Implementation-binding specs. A spec that binds a universal
contract to one codebase — the concrete data an undo entry is, this
build's default keymap, the mapping from contracts to running code — is
code-specific by nature. It belongs with the code (a docs/ folder in
the package or crate, next to what it binds), not under docs/wg. The
WG tree stays code-agnostic; the binding lives where it can name files
honestly and move with them.
The throughline: a WG doc states what is true and what is intended,
in domain terms, for a reader who arrives cold. Anything that is about
the work rather than about the thing is a different artifact.
One concept, one home
Where a doc lives is a design decision, not filing — and the WG tree only
stays honest as it grows if three rules hold.
A universal concept gets exactly one home. A concept true of any
implementation — selection, undo, snapping — is specified once, in the
cluster that owns the domain, and never re-homed per consumer. Two
clusters specifying "selection" under their own names is a smell: the
second is either duplication to delete or a delta that should defer
(below). Name the home at the domain's natural scope, not an over-broad
umbrella: an "editor" cluster that quietly means the canvas editor is
misnamed — canvas is the honest home. (See naming.)
Defer to the golden doc; spec only the delta. When a doc leans on a
concept another doc owns, it references the owner and specifies only
what it adds — it never restates the model. A disciplined delta ("the
golden spec owns the pointer routing; this owns the resolution math") is
not duplication; a restatement that drifts is. The test: could you
delete the section and replace it with a link without losing anything?
If yes, do.
Tone drives placement. When a concept turns deeply technical — a
convergence model, an undo-as-data study — that depth earns a
dedicated study, and the application-facing home points to it rather
than swallowing it. The home reads at application altitude and links
out; the study is the source of truth and stays as pedantic as it needs
to be. Splitting by tone keeps the home approachable and the study
rigorous, each at its register.
Placement and upkeep
WG docs live in topic clusters: docs/wg/feat-*/, docs/wg/format/,
docs/wg/platform/, docs/wg/ai/, and surveys in
docs/wg/research/. Put the doc in the cluster that owns its topic;
create a new feat-<topic>/ cluster when none fits (consult
naming for the cluster name).
Most clusters have an index.md hub.
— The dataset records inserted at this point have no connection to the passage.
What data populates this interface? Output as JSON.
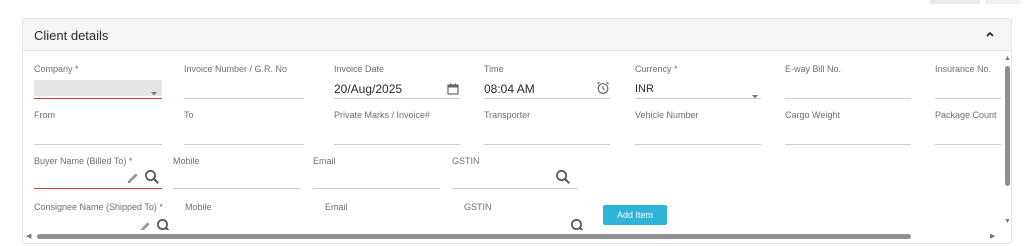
{
  "card": {
    "title": "Client details"
  },
  "row1": {
    "company_label": "Company *",
    "invoice_number_label": "Invoice Number / G.R. No",
    "invoice_date_label": "Invoice Date",
    "invoice_date_value": "20/Aug/2025",
    "time_label": "Time",
    "time_value": "08:04 AM",
    "currency_label": "Currency *",
    "currency_value": "INR",
    "eway_label": "E-way Bill No.",
    "insurance_label": "Insurance No."
  },
  "row2": {
    "from_label": "From",
    "to_label": "To",
    "private_marks_label": "Private Marks / Invoice#",
    "transporter_label": "Transporter",
    "vehicle_label": "Vehicle Number",
    "cargo_label": "Cargo Weight",
    "package_label": "Package Count"
  },
  "row3": {
    "buyer_label": "Buyer Name (Billed To) *",
    "mobile_label": "Mobile",
    "email_label": "Email",
    "gstin_label": "GSTIN"
  },
  "row4": {
    "consignee_label": "Consignee Name (Shipped To) *",
    "mobile_label": "Mobile",
    "email_label": "Email",
    "gstin_label": "GSTIN",
    "add_item_label": "Add Item"
  },
  "colors": {
    "accent": "#2fb3d6",
    "error": "#d63a3a",
    "header_bg": "#f5f5f5"
  }
}
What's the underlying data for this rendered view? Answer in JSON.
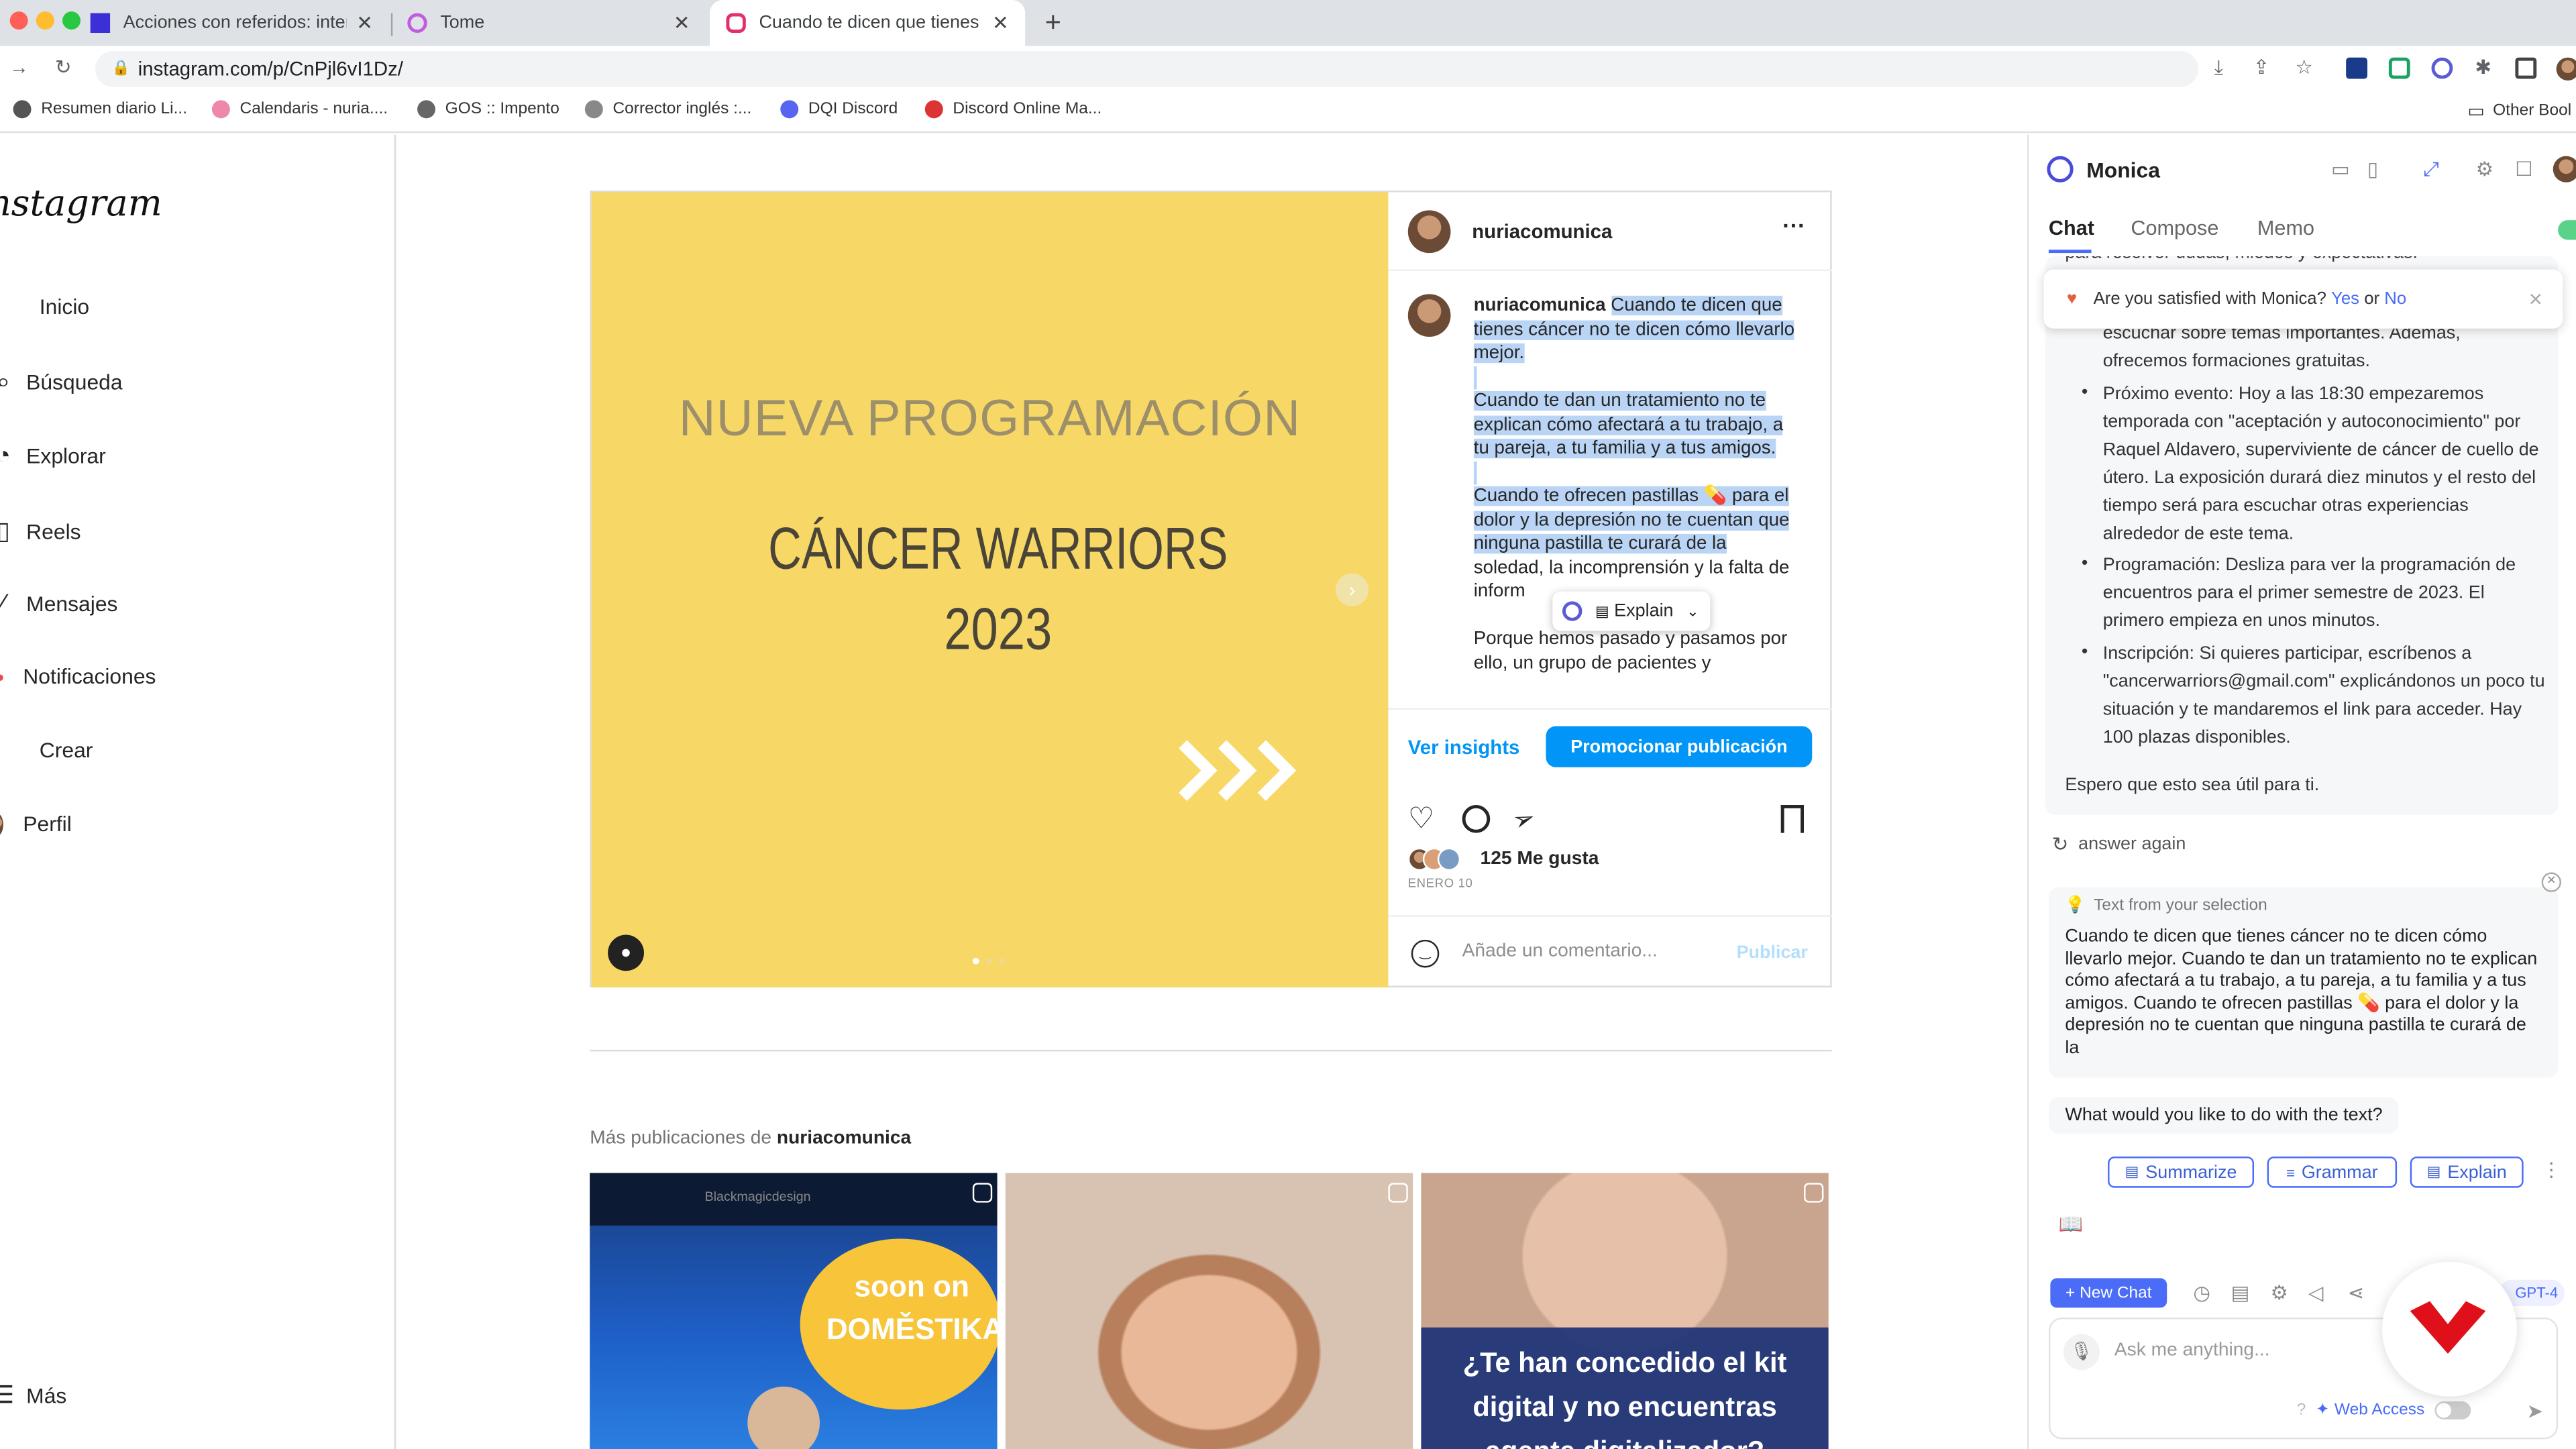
{
  "browser": {
    "tabs": [
      {
        "title": "Acciones con referidos: interca",
        "favicon_color": "#3b2fd6"
      },
      {
        "title": "Tome",
        "favicon_color": "#c05de0"
      },
      {
        "title": "Cuando te dicen que tienes cá",
        "favicon_color": "#e1306c"
      }
    ],
    "new_tab": "+",
    "url": "instagram.com/p/CnPjl6vI1Dz/",
    "bookmarks": [
      "Resumen diario Li...",
      "Calendaris - nuria....",
      "GOS :: Impento",
      "Corrector inglés :...",
      "DQI Discord",
      "Discord Online Ma..."
    ],
    "other_bookmarks": "Other Bool"
  },
  "instagram": {
    "logo": "Instagram",
    "nav": [
      "Inicio",
      "Búsqueda",
      "Explorar",
      "Reels",
      "Mensajes",
      "Notificaciones",
      "Crear",
      "Perfil"
    ],
    "more": "Más",
    "post": {
      "media_line1": "NUEVA PROGRAMACIÓN",
      "media_line2": "CÁNCER WARRIORS",
      "media_line3": "2023",
      "username": "nuriacomunica",
      "more_btn": "···",
      "caption_user": "nuriacomunica",
      "caption_p1": "Cuando te dicen que tienes cáncer no te dicen cómo llevarlo mejor.",
      "caption_p2": "Cuando te dan un tratamiento no te explican cómo afectará a tu trabajo, a tu pareja, a tu familia y a tus amigos.",
      "caption_p3a": "Cuando te ofrecen pastillas 💊 para el dolor y la depresión no te cuentan que ninguna pastilla te curará de la",
      "caption_p3b": "soledad, la incomprensión y la falta de inform",
      "caption_p4": "Porque hemos pasado y pasamos por ello, un grupo de pacientes y",
      "explain_popup": "Explain",
      "insights": "Ver insights",
      "promote": "Promocionar publicación",
      "likes": "125 Me gusta",
      "date": "ENERO 10",
      "comment_placeholder": "Añade un comentario...",
      "publish": "Publicar"
    },
    "more_posts_prefix": "Más publicaciones de ",
    "more_posts_user": "nuriacomunica",
    "thumb1_text": "soon on DOMĚSTIKA",
    "thumb1_brand": "Blackmagicdesign",
    "thumb3_text": "¿Te han concedido el kit digital y no encuentras agente digitalizador?"
  },
  "monica": {
    "title": "Monica",
    "tabs": [
      "Chat",
      "Compose",
      "Memo"
    ],
    "satisfaction": {
      "question": "Are you satisfied with Monica?",
      "yes": "Yes",
      "or": "or",
      "no": "No"
    },
    "frag_top": "para resolver dudas, miedos y expectativas.",
    "frag_1": "escuchar sobre temas importantes. Además,",
    "frag_2": "ofrecemos formaciones gratuitas.",
    "bullets": [
      "Próximo evento: Hoy a las 18:30 empezaremos temporada con \"aceptación y autoconocimiento\" por Raquel Aldavero, superviviente de cáncer de cuello de útero. La exposición durará diez minutos y el resto del tiempo será para escuchar otras experiencias alrededor de este tema.",
      "Programación: Desliza para ver la programación de encuentros para el primer semestre de 2023. El primero empieza en unos minutos.",
      "Inscripción: Si quieres participar, escríbenos a \"cancerwarriors@gmail.com\" explicándonos un poco tu situación y te mandaremos el link para acceder. Hay 100 plazas disponibles."
    ],
    "closing": "Espero que esto sea útil para ti.",
    "answer_again": "answer again",
    "selection_label": "Text from your selection",
    "selection_text": "Cuando te dicen que tienes cáncer no te dicen cómo llevarlo mejor. Cuando te dan un tratamiento no te explican cómo afectará a tu trabajo, a tu pareja, a tu familia y a tus amigos. Cuando te ofrecen pastillas 💊 para el dolor y la depresión no te cuentan que ninguna pastilla te curará de la",
    "prompt_question": "What would you like to do with the text?",
    "actions": [
      "Summarize",
      "Grammar",
      "Explain"
    ],
    "new_chat": "+ New Chat",
    "model": "GPT-4",
    "input_placeholder": "Ask me anything...",
    "web_access": "Web Access"
  }
}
When you add a doc, update the
hub so the cluster stays navigable — an orphaned doc is an unfindable
doc.
Frontmatter (per docs/AGENTS.md):
title, a description, tags: [internal, wg, <topic>…] drawn from
the controlled vocabulary in docs/tags.yml,
and format: md for plain-Markdown pages (the MDX-safety opt-out).
Links follow the links skill: relative within
/docs, GitHub-absolute for anything outside /docs, universal /_/
routes for "open in the product."
Before you save — review
Could a second implementer in another language honor this doc
without reading our code? If not, you have implementation detail to
remove.
Search the draft for file paths, function/struct names, crates/,
editor/, packages/. Each match must justify itself — usually by
being lifted to a domain-level statement.
Any external project cited as the model rather than as a domain
standard? Reframe to the domain, or move a genuine survey to
research/.
Any TODO, plan fragment, or "we decided on "? Remove it —
it belongs in a plan, an issue, or _history/.
Is this a model (vocabulary, a generating rule, contracts) or
prose explaining code? If prose, lift it to a model — or, if it is
genuinely a non-spec genre, label it honestly.
Does any section restate a concept another doc owns? Defer and keep
only the delta. Is this the one home for its concept, named at the
domain's scope, with deep material split into a study it points to?
Did you update the cluster index.md?
Related skills
docs (the family router — start there if unsure this
is even a WG doc), research (the research/
upstream-survey subtree), grounding (read and
reconcile before editing), links,
naming (cluster and concept names).
Operational mechanics: docs/AGENTS.md.